The effects of postnatal erythropoietin and nano-erythropoietin on behavioral alterations by mediating K-Cl co-transporter 2 in the valproic acid-induced rat model of autism.

Researchers tested a medication called nano-erythropoietin in young rats that had been exposed to a chemical that causes autism-like behaviors. The treatment improved the rats' behaviors and protected brain cells. It also helped fix problems with a brain protein that controls how nerve cells communicate. This early research suggests this type of treatment might help with autism, but much more research is needed before it could be considered for humans.

This preclinical study investigated the effects of erythropoietin (EPO) and nano-erythropoietin (NEPO) on autism-like behaviors in a rat model using valproic acid (VPA) exposure. Male rat offspring received postnatal EPO or NEPO treatment (days 1-5) after prenatal VPA exposure. High-dose NEPO improved autism-associated behaviors and showed neuroprotective effects in the hippocampus. The treatment reversed abnormal expression of K-Cl co-transporter 2 (KCC2), a protein involved in GABA neurotransmitter function and excitatory/inhibitory balance in the brain.

The findings support the excitatory/inhibitory imbalance theory of autism and suggest KCC2-targeted interventions may represent a novel early treatment approach.

This preclinical research identifies nano-erythropoietin as a potential early intervention target through KCC2 modulation. However, extensive research including safety studies, dose optimization, and human trials would be required before clinical application. The KCC2 pathway may represent a novel therapeutic approach for addressing excitatory/inhibitory imbalance in autism.

Animal model study with unclear sample size. VPA-induced autism model may not fully represent human autism complexity. No comparison to standard treatments or long-term outcomes reported. Requires extensive safety and efficacy testing before human application.

In this study, based on the excitatory/inhibitory imbalance theory of autism, the time window of GABA switch, the role of K-Cl co-transporter 2 (KCC2) in adjustment GABA switch, and brain permeability to erythropoietin (EPO), the effects of postnatal -EPO and- nano- erythropoietin (NEPO) have been evaluated in the valproic acid (VPA) rat model of autism. The VPA was administered for animal modeling of autism at gestational day (GD) 12.5 (600 mg/kg). Male offsprings were injected with EPO and NEPO in a clinically proper postnatal dosing regimen on postnatal days (PND) 1-5, and autistic-like behaviors were tested at the end of the first month. Then animals were sacrificed, and neuron morphology and KCC2 expression were examined by Nissl staining and Western blot.

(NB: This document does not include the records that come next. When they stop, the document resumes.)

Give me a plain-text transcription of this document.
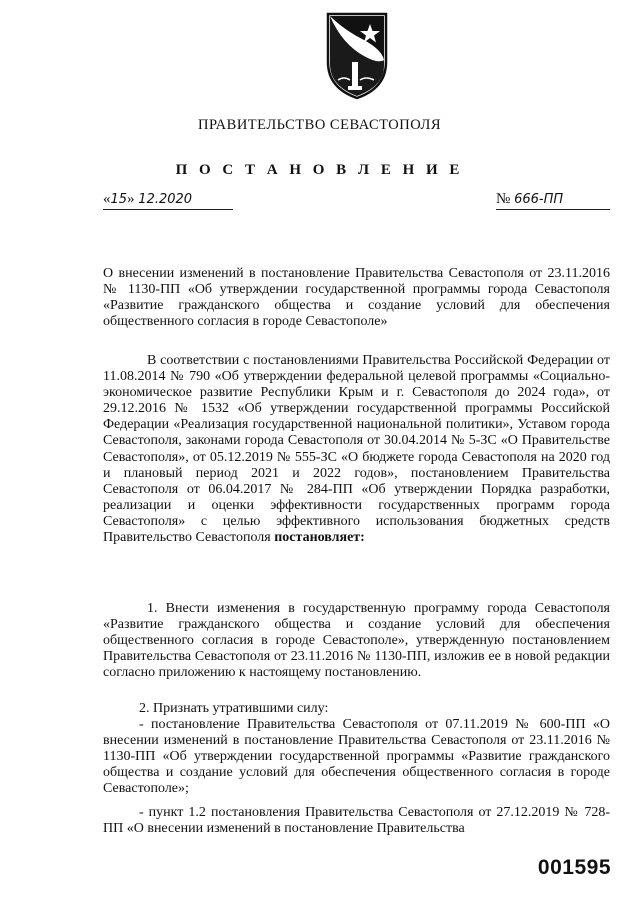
ПРАВИТЕЛЬСТВО СЕВАСТОПОЛЯ
П О С Т А Н О В Л Е Н И Е
«15» 12.2020	№ 666-ПП
О внесении изменений в постановление Правительства Севастополя от 23.11.2016 № 1130-ПП «Об утверждении государственной программы города Севастополя «Развитие гражданского общества и создание условий для обеспечения общественного согласия в городе Севастополе»
В соответствии с постановлениями Правительства Российской Федерации от 11.08.2014 № 790 «Об утверждении федеральной целевой программы «Социально-экономическое развитие Республики Крым и г. Севастополя до 2024 года», от 29.12.2016 № 1532 «Об утверждении государственной программы Российской Федерации «Реализация государственной национальной политики», Уставом города Севастополя, законами города Севастополя от 30.04.2014 № 5-ЗС «О Правительстве Севастополя», от 05.12.2019 № 555-ЗС «О бюджете города Севастополя на 2020 год и плановый период 2021 и 2022 годов», постановлением Правительства Севастополя от 06.04.2017 № 284-ПП «Об утверждении Порядка разработки, реализации и оценки эффективности государственных программ города Севастополя» с целью эффективного использования бюджетных средств Правительство Севастополя постановляет:
1. Внести изменения в государственную программу города Севастополя «Развитие гражданского общества и создание условий для обеспечения общественного согласия в городе Севастополе», утвержденную постановлением Правительства Севастополя от 23.11.2016 № 1130-ПП, изложив ее в новой редакции согласно приложению к настоящему постановлению.
2. Признать утратившими силу:
- постановление Правительства Севастополя от 07.11.2019 № 600-ПП «О внесении изменений в постановление Правительства Севастополя от 23.11.2016 № 1130-ПП «Об утверждении государственной программы «Развитие гражданского общества и создание условий для обеспечения общественного согласия в городе Севастополе»;
- пункт 1.2 постановления Правительства Севастополя от 27.12.2019 № 728-ПП «О внесении изменений в постановление Правительства
001595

According to our findings, high-dose NEPO improved autism-associated phenotypes. Neuroprotective effects of EPO and NEPO have been shown in the hippocampus. Postnatal NEPO treatment reversed KCC2 expression abnormalities induced by prenatal VPA. Our results might support the role of KCC2 in ASD and the excitatory/inhibitory imbalance hypothesis.

We suggested Nano- erythropoietin and other KCC2 interventions as a new approach to the early treatment and prevention of autism.